Getting fat on the farm--with the government's help--is something sugar farmers do well. Once again they've succeeded in fending off a reduction in a government subsidy program that costs taxpayers $3 billion a year. It's a sweet deal and a telling example of what's wrong with U.S. farm policy.

Congress needs to be practical and make some changes in the 1990 Farm Bill. Reforms are needed to cut, limit or freeze price and income supports on commodities that include cotton, rice, corn, wool and peanuts. The bill would replace the Food Security Act of 1985, which expires in September. The Senate wants to increase subsidies on many commodities. The House is proposing freezing price supports at the 1985 level, and in some cases, wants to cut them.

The Bush Administration is balking at both versions of the proposed $54-billion bill, saying the programs are too costly given current budgetary restraints. Agriculture Secretary Clayton Yeutter has said the President would veto the legislation unless $5 billion is lopped off the Senate version.

So far, however, legislators have resisted moves to wean farmers from government subsidies. On Tuesday, the House and Senate voted down separate amendments that would have reduced the sugar subsidy by 2 cents a pound. Last week, the Senate nixed an attempt to cut back assistance to rich farmers who have annual sales of $500,000.

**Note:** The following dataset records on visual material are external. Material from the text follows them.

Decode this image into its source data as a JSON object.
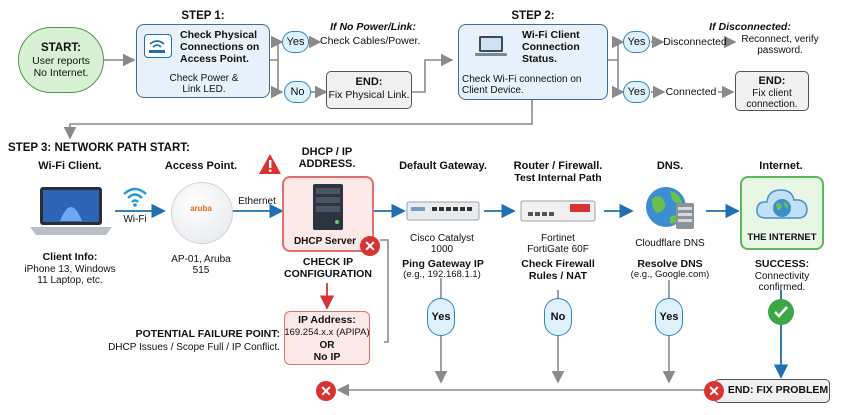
{
  "start": {
    "title": "START:",
    "text": "User reports No Internet."
  },
  "step1": {
    "header": "STEP 1:",
    "title": "Check Physical Connections on Access Point.",
    "sub": "Check Power & Link LED.",
    "if_label": "If No Power/Link:",
    "yes": "Yes",
    "yes_action": "Check Cables/Power.",
    "no": "No",
    "end_title": "END:",
    "end_text": "Fix Physical Link."
  },
  "step2": {
    "header": "STEP 2:",
    "title": "Wi-Fi Client Connection Status.",
    "sub": "Check Wi-Fi connection on Client Device.",
    "if_label": "If Disconnected:",
    "yes1": "Yes",
    "disconnected": "Disconnected",
    "action": "Reconnect, verify password.",
    "yes2": "Yes",
    "connected": "Connected",
    "end_title": "END:",
    "end_text": "Fix client connection."
  },
  "step3": {
    "header": "STEP 3: NETWORK PATH START:",
    "client": {
      "label": "Wi-Fi Client.",
      "info_title": "Client Info:",
      "info": "iPhone 13, Windows 11 Laptop, etc."
    },
    "wifi_label": "Wi-Fi",
    "ap": {
      "label": "Access Point.",
      "brand": "aruba",
      "model": "AP-01, Aruba 515"
    },
    "ethernet_label": "Ethernet",
    "dhcp": {
      "label": "DHCP / IP ADDRESS.",
      "server": "DHCP Server",
      "check": "CHECK IP CONFIGURATION"
    },
    "gateway": {
      "label": "Default Gateway.",
      "model": "Cisco Catalyst 1000",
      "check": "Ping Gateway IP",
      "example": "(e.g., 192.168.1.1)",
      "answer": "Yes"
    },
    "router": {
      "label": "Router / Firewall.",
      "sub": "Test Internal Path",
      "model": "Fortinet FortiGate 60F",
      "check": "Check Firewall Rules / NAT",
      "answer": "No"
    },
    "dns": {
      "label": "DNS.",
      "model": "Cloudflare DNS",
      "check": "Resolve DNS",
      "example": "(e.g., Google.com)",
      "answer": "Yes"
    },
    "internet": {
      "label": "Internet.",
      "cloud": "THE INTERNET",
      "success_title": "SUCCESS:",
      "success_text": "Connectivity confirmed."
    }
  },
  "failure": {
    "title": "POTENTIAL FAILURE POINT:",
    "text": "DHCP Issues / Scope Full / IP Conflict.",
    "box_title": "IP Address:",
    "apipa": "169.254.x.x (APIPA)",
    "or": "OR",
    "noip": "No IP"
  },
  "end_final": "END: FIX PROBLEM",
  "colors": {
    "accent": "#1f6fb2",
    "box_fill": "#e6f1fa",
    "start_fill": "#d8f0d4",
    "danger": "#d93434",
    "success": "#3aa845",
    "gray_arrow": "#8a8a8a"
  }
}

The House is scheduled to vote today on a similar measure to prohibit income-support payments to farmers who have an annual adjusted gross income of $100,000 a year. The proposal could save as much as $800 million annually. The House also will vote on modifying some subsidies and closing loopholes to limit payments. The amendments face tough opposition.

Advocates of change won a minor victory Tuesday when the Senate agreed to phase out honey price supports over the next four years, but that's not enough. The 1985 farm bill included major changes that helped restore U.S. farms to worldwide competitiveness. Price supports were cut about 10% on most commodity programs, except sugar.

Since then, U.S. agricultural exports have risen to more than $40 billion annually, up from about $30 billion four years ago. Farm income is at record levels. But critics maintain that, despite such progress, more farmers are dependent on government programs, and some--like sugar farmers--survive only with subsidies. In 1989, 82% of all growers of such major crops as wheat, corn and rice collected federal subsidies. Government payments as a percentage of their annual family budget rose to 31.7% in 1988 from 8.1% in 1980.

When the House and Senate meet in conference to come up with the final version of the 1990 Farm Bill, they need to help farmers become more competitive. The House version does that better.